IRAQ

IRAQ-TAREQ-AZIZAMMAN (AFP) – Ailing former Iraqi deputy premier Tareq Aziz, sentenced to death for murder and crimes against humanity, has gone on hunger strike, his son said on Friday. “My father and 25 other prisoners have been on a hunger strike since yesterday (Thursday),” Ziad Aziz said in the Jordanian capital Amman where he lives.
“They are protesting because they could not receive the only monthly visit from friends and relatives set for the last Friday of each month,” he said.

On Tuesday, Iraq’s supreme criminal court found the long-time international face of the Saddam Hussein regime guilty of “deliberate murder and crimes against humanity,” sentencing him to death.

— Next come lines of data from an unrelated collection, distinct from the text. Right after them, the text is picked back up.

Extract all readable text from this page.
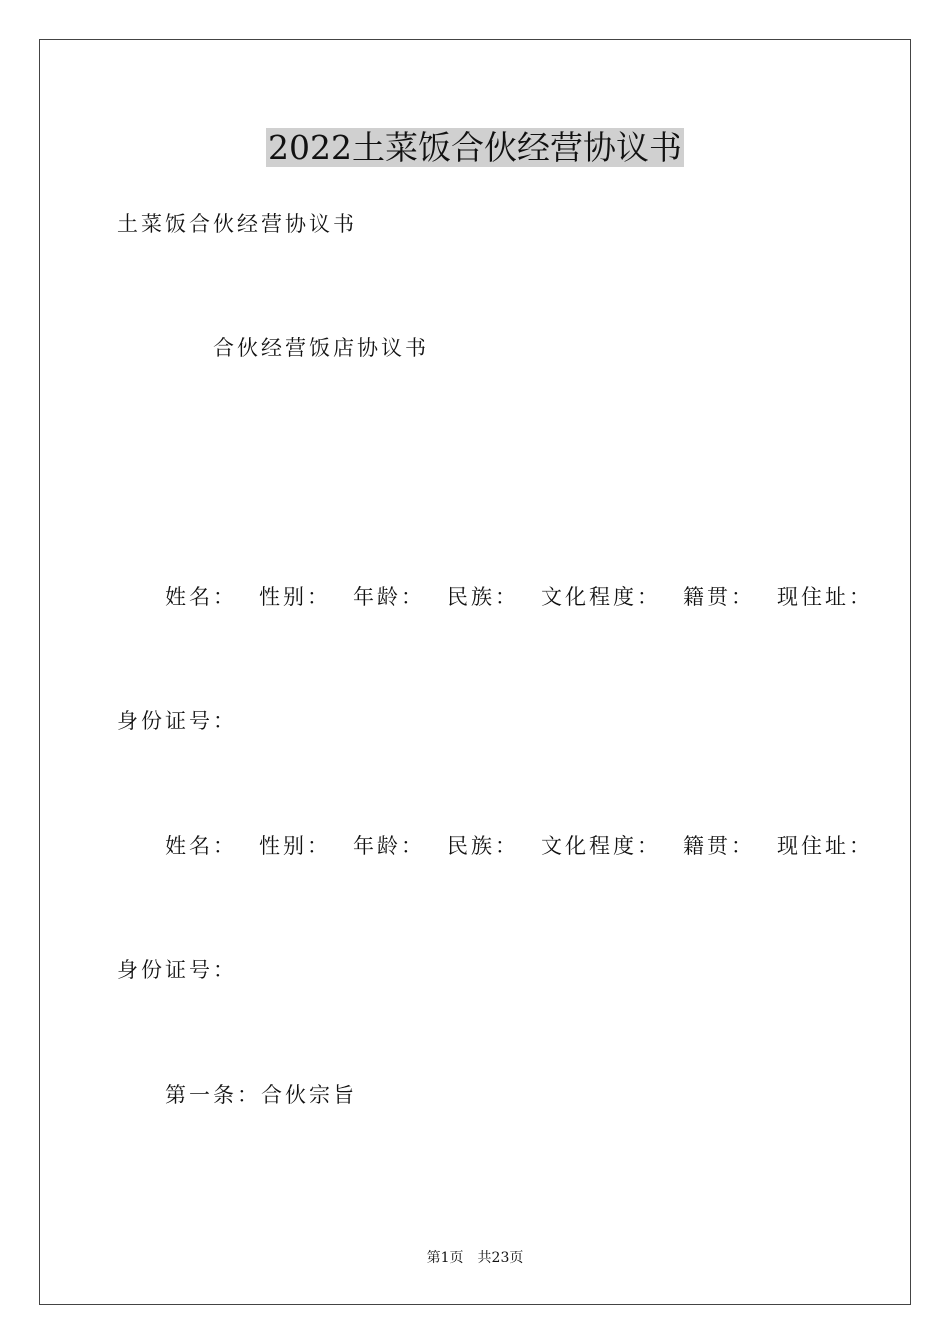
2022土菜饭合伙经营协议书
土菜饭合伙经营协议书
合伙经营饭店协议书
姓名： 性别： 年龄： 民族： 文化程度： 籍贯： 现住址：
身份证号：
姓名： 性别： 年龄： 民族： 文化程度： 籍贯： 现住址：
身份证号：
第一条：合伙宗旨
第1页　共23页
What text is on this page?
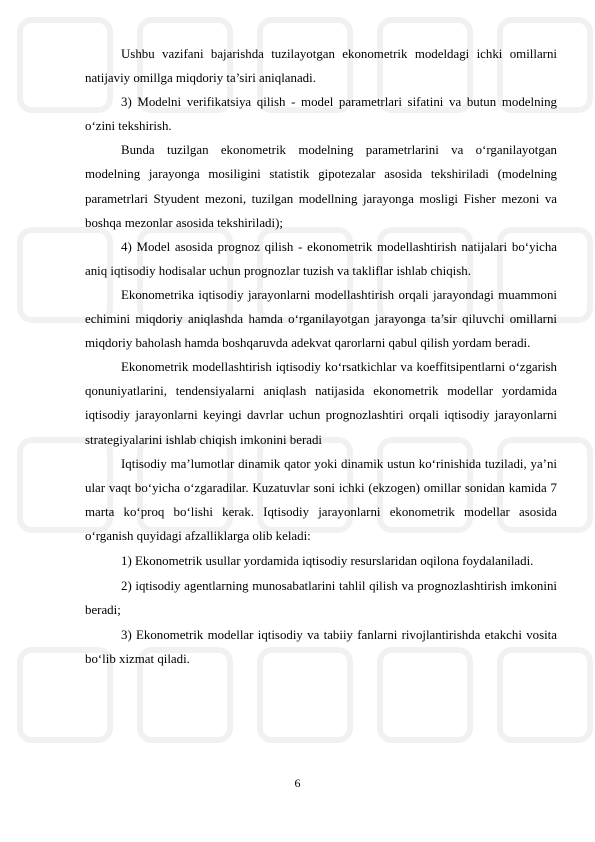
Ushbu vazifani bajarishda tuzilayotgan ekonometrik modeldagi ichki omillarni natijaviy omillga miqdoriy ta’siri aniqlanadi.

3) Modelni verifikatsiya qilish - model parametrlari sifatini va butun modelning o‘zini tekshirish.

Bunda tuzilgan ekonometrik modelning parametrlarini va o‘rganilayotgan modelning jarayonga mosiligini statistik gipotezalar asosida tekshiriladi (modelning parametrlari Styudent mezoni, tuzilgan modellning jarayonga mosligi Fisher mezoni va boshqa mezonlar asosida tekshiriladi);

4) Model asosida prognoz qilish - ekonometrik modellashtirish natijalari bo‘yicha aniq iqtisodiy hodisalar uchun prognozlar tuzish va takliflar ishlab chiqish.

Ekonometrika iqtisodiy jarayonlarni modellashtirish orqali jarayondagi muammoni echimini miqdoriy aniqlashda hamda o‘rganilayotgan jarayonga ta’sir qiluvchi omillarni miqdoriy baholash hamda boshqaruvda adekvat qarorlarni qabul qilish yordam beradi.

Ekonometrik modellashtirish iqtisodiy ko‘rsatkichlar va koeffitsipentlarni o‘zgarish qonuniyatlarini, tendensiyalarni aniqlash natijasida ekonometrik modellar yordamida iqtisodiy jarayonlarni keyingi davrlar uchun prognozlashtiri orqali iqtisodiy jarayonlarni strategiyalarini ishlab chiqish imkonini beradi

Iqtisodiy ma’lumotlar dinamik qator yoki dinamik ustun ko‘rinishida tuziladi, ya’ni ular vaqt bo‘yicha o‘zgaradilar. Kuzatuvlar soni ichki (ekzogen) omillar sonidan kamida 7 marta ko‘proq bo‘lishi kerak. Iqtisodiy jarayonlarni ekonometrik modellar asosida o‘rganish quyidagi afzalliklarga olib keladi:

1) Ekonometrik usullar yordamida iqtisodiy resurslaridan oqilona foydalaniladi.

2) iqtisodiy agentlarning munosabatlarini tahlil qilish va prognozlashtirish imkonini beradi;

3) Ekonometrik modellar iqtisodiy va tabiiy fanlarni rivojlantirishda etakchi vosita bo‘lib xizmat qiladi.

6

Ziad Aziz said his father and the other prisoners were still at the site of the court in Baghdad’s heavily-fortified Green Zone and had not been transferred back to prison where they could have received their monthly visit.
“The authorities are using the excuse that the security resources necessary for accompanying their convoy are otherwise occupied because of the death in prison of Ibrahim Abdul Sattar,” Saddam’s former armed forces chief of staff.
“My father has not been able to receive a visit from our friends, who were going to take him medicines, magazines and books that we sent him from Amman,” the younger Aziz said.
“He will now have to wait until the end of November to get his medicine, which is unacceptable.”
Aged 74 and in poor health, Aziz has been in prison since surrendering in April 2003, a month after the US-led invasion of Iraq.